Cube A has a side length of 4 centimeters (cm). Cube B has a surface area of 54 cm². What...
GMAT Geometry & Trigonometry : (Geo_Trig) Questions
Cube A has a side length of \(4\) centimeters (cm). Cube B has a surface area of \(54\) cm². What is the total surface area, in cm², of cubes A and B?
1. TRANSLATE the problem information
- Given information:
- Cube A: side length = 4 cm
- Cube B: surface area = 54 cm²
- Need: total surface area of both cubes
- What this tells us: We have different types of information for each cube and need to find a sum.
2. INFER the approach
- For Cube A: We have the side length, so we need to calculate surface area using the formula
- For Cube B: Surface area is already given - no calculation needed
- Strategy: Find Cube A's surface area, then add both surface areas
3. SIMPLIFY to find Cube A's surface area
- Apply the formula: \(\mathrm{SA} = 6\mathrm{s}^2\)

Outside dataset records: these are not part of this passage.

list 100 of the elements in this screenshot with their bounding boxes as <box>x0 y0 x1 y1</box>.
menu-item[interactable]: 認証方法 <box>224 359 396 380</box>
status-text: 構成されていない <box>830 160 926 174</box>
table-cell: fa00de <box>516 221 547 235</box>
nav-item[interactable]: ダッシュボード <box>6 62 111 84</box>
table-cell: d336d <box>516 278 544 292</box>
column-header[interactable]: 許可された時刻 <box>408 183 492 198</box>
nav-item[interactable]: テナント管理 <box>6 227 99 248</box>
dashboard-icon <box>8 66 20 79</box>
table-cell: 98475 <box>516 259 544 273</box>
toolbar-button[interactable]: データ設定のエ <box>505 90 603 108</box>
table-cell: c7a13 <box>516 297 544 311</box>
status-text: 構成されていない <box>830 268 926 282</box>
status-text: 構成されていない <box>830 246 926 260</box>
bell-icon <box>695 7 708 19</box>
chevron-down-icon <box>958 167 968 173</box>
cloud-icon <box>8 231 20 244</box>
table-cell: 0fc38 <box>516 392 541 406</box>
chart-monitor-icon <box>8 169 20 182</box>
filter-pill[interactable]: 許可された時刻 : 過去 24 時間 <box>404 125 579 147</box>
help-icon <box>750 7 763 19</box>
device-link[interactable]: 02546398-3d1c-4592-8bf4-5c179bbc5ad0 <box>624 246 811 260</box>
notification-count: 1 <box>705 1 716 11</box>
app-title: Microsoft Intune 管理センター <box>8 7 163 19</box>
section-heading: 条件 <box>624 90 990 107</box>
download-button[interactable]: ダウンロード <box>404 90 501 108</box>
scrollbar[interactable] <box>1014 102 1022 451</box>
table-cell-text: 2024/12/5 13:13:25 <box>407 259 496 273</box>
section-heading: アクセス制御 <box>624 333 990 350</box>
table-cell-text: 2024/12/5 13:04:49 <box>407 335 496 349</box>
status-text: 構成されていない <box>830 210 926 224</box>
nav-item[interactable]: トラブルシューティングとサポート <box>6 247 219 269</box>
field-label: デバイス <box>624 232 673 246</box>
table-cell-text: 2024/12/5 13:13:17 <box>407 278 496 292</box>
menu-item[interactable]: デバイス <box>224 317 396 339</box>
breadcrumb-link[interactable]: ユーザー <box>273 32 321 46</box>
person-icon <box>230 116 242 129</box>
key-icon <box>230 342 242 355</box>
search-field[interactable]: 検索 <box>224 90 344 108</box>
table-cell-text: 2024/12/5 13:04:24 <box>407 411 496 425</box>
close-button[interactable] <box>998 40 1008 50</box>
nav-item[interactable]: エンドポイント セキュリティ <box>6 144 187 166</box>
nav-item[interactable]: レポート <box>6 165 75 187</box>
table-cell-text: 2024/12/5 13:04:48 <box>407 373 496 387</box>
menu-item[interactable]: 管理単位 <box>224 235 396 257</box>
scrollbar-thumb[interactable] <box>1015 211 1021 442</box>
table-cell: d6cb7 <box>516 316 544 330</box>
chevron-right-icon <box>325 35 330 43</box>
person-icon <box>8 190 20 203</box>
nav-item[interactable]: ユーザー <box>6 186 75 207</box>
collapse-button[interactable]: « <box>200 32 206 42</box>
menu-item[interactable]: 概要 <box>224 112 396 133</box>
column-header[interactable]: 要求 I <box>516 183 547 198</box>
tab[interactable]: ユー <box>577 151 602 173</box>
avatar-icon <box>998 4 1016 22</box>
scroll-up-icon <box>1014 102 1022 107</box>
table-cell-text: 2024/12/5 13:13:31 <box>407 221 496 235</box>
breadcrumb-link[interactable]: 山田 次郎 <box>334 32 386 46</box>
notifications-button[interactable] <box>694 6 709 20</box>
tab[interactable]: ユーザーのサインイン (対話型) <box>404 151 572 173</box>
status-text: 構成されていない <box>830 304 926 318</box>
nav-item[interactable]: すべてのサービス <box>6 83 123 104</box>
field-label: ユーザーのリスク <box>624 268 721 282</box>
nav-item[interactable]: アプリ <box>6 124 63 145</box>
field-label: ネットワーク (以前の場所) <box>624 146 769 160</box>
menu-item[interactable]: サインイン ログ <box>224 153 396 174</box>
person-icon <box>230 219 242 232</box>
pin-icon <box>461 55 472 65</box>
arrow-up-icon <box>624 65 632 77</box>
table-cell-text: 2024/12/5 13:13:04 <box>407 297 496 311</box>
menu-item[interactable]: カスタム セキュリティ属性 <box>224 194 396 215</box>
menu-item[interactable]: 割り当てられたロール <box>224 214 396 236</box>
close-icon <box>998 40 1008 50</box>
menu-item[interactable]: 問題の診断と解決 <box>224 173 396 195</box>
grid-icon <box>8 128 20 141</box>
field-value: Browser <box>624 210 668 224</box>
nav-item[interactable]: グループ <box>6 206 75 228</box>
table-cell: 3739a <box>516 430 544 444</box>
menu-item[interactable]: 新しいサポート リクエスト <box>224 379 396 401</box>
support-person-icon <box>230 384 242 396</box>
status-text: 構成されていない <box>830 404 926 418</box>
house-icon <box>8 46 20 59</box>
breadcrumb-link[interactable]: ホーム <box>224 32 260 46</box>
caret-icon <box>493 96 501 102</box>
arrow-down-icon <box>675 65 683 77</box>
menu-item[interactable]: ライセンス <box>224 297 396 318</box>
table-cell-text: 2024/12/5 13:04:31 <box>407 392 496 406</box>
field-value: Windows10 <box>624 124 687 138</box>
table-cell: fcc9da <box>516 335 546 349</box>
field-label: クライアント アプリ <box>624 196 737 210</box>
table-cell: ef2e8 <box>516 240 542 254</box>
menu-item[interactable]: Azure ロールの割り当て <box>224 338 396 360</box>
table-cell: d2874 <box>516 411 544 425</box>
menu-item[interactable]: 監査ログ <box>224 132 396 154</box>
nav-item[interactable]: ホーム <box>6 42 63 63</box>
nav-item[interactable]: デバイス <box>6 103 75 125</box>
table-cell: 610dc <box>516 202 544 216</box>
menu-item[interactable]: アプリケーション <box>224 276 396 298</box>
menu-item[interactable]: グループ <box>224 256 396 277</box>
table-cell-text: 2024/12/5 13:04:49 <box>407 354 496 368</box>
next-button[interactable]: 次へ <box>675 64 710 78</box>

- \(\mathrm{SA}_\mathrm{A} = 6 \times (4)^2\)
\(= 6 \times 16\)
\(= 96 \text{ cm}^2\)
4. Add both surface areas
- Total \(\mathrm{SA} = \mathrm{SA}_\mathrm{A} + \mathrm{SA}_\mathrm{B}\)
\(= 96 + 54\)
\(= 150 \text{ cm}^2\)
Answer: D (150)
Why Students Usually Falter on This Problem
Most Common Error Path:
Missing conceptual knowledge: Doesn't remember the cube surface area formula \(\mathrm{SA} = 6\mathrm{s}^2\)
Without this formula, students cannot calculate Cube A's surface area. They might guess that surface area equals \(4 \times 4 = 16 \text{ cm}^2\) (confusing with area of one face), leading to a total of \(16 + 54 = 70 \text{ cm}^2\). Since 70 isn't an answer choice, this leads to confusion and guessing.
Second Most Common Error:
Weak INFER skill: Unnecessarily trying to find Cube B's side length first
Students might think they need to find Cube B's side length by solving \(54 = 6\mathrm{s}^2\), getting \(\mathrm{s} = 3 \text{ cm}\), then recalculating the surface area. This wastes time and creates opportunities for arithmetic errors, potentially leading them to select Choice A (78) if they make calculation mistakes along the way.
The Bottom Line:
This problem tests whether students can work efficiently with given information - using what's provided directly rather than over-complicating the solution.